Having established that bleomycin induces changes in the microbiome, the authors proceed to look at the effects of bleomycin in germ-free conditions. They found that the absence of a lung microbiome conferred a survival benefit despite the development of similar levels of fibrosis. The authors explain this apparent paradox by postulating that the altered microbiome may not be driving fibrosis directly but rather driving inflammation, a likely parallel pathophysiological mechanism. The authors found that germ-free mice had an increased number of regulatory T cells and reduced numbers of T-helper type 1 cells in their lungs. Murine data already exist to suggest that deregulated T-cell responses can exacerbate fibrosis (9, 10), although their role in human fibrotic lung disease remains unclear. Although the authors conclude that this survival benefit in the germ-free mice is likely driven by a decreased inflammatory tone, we should point out that the conditions in these experiments are not representative of adult human health. First, the extreme microbiota depletion of germ-free conditions is not comparable with any antimicrobial strategy in humans; second, these mice exhibit a profound immunological dysregulation because the microbiota is vital for normal host immune development. Thus, it is possible that some of the immunological signatures identified in the experiments performed might not be representative of conditions achievable in individuals with IPF. However, they provide a very important proof of concept that highlights a potential mechanism that will likely be followed by future investigations using gnotobiotic models (in which microbiota is reconstituted to mimic the human conditions) combined with immunologically targeted hosts achieved through knocking out specific mechanisms.

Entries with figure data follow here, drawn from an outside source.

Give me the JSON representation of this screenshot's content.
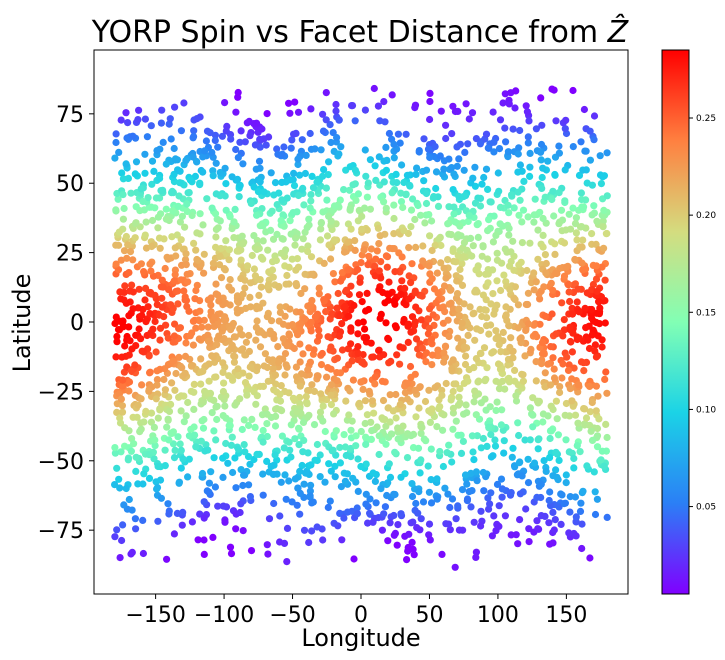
{
  "chart_data": {
    "type": "scatter",
    "title": "YORP Spin vs Facet Distance from",
    "title_symbol": "Ẑ",
    "xlabel": "Longitude",
    "ylabel": "Latitude",
    "xlim": [
      -195,
      195
    ],
    "ylim": [
      -98,
      98
    ],
    "xticks": [
      -150,
      -100,
      -50,
      0,
      50,
      100,
      150
    ],
    "xtick_labels": [
      "−150",
      "−100",
      "−50",
      "0",
      "50",
      "100",
      "150"
    ],
    "yticks": [
      -75,
      -50,
      -25,
      0,
      25,
      50,
      75
    ],
    "ytick_labels": [
      "−75",
      "−50",
      "−25",
      "0",
      "25",
      "50",
      "75"
    ],
    "grid": false,
    "colormap": "rainbow",
    "colormap_stops": [
      "#8000ff",
      "#2b7ff6",
      "#1bd3e6",
      "#82ffb4",
      "#d4dc7f",
      "#ff8040",
      "#ff0000"
    ],
    "colorbar": {
      "range": [
        0.005,
        0.285
      ],
      "ticks": [
        0.05,
        0.1,
        0.15,
        0.2,
        0.25
      ],
      "tick_labels": [
        "0.05",
        "0.10",
        "0.15",
        "0.20",
        "0.25"
      ]
    },
    "sample_points": [
      {
        "x": -160,
        "y": 0,
        "c": 0.28
      },
      {
        "x": -55,
        "y": 2,
        "c": 0.27
      },
      {
        "x": 15,
        "y": -1,
        "c": 0.28
      },
      {
        "x": 130,
        "y": 1,
        "c": 0.28
      },
      {
        "x": 0,
        "y": 50,
        "c": 0.16
      },
      {
        "x": 0,
        "y": -50,
        "c": 0.16
      },
      {
        "x": -120,
        "y": 80,
        "c": 0.05
      },
      {
        "x": 60,
        "y": -80,
        "c": 0.05
      },
      {
        "x": -30,
        "y": 89,
        "c": 0.01
      },
      {
        "x": 8,
        "y": -89,
        "c": 0.01
      }
    ]
  }
}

As in many other research areas, the challenge of moving from association to causation lies in repetition of human cohorts and preclinical models that set the stage for personalized therapeutic approaches that could then be tested in the setting of clinical trials. Although not achieving all nine Bradford Hill criteria, this work validates the finding that, in patients with IPF, BAL bacterial burden is able to predict survival and starts to bridge the knowledge gap between association and mechanism. Although future work must concentrate on elucidating these mechanisms further, we may now have a robust biomarker for disease progression in bacterial burden. Although prospective trials of broad-spectrum antibiotics in IPF are ongoing, the results of the study by O’Dwyer and colleagues suggest that a more nuanced or personalized approach maybe warranted that targets those patients with the highest burdens in whom the host immune tone in the lung is altered and may contribute to the overall prognosis and progression of disease.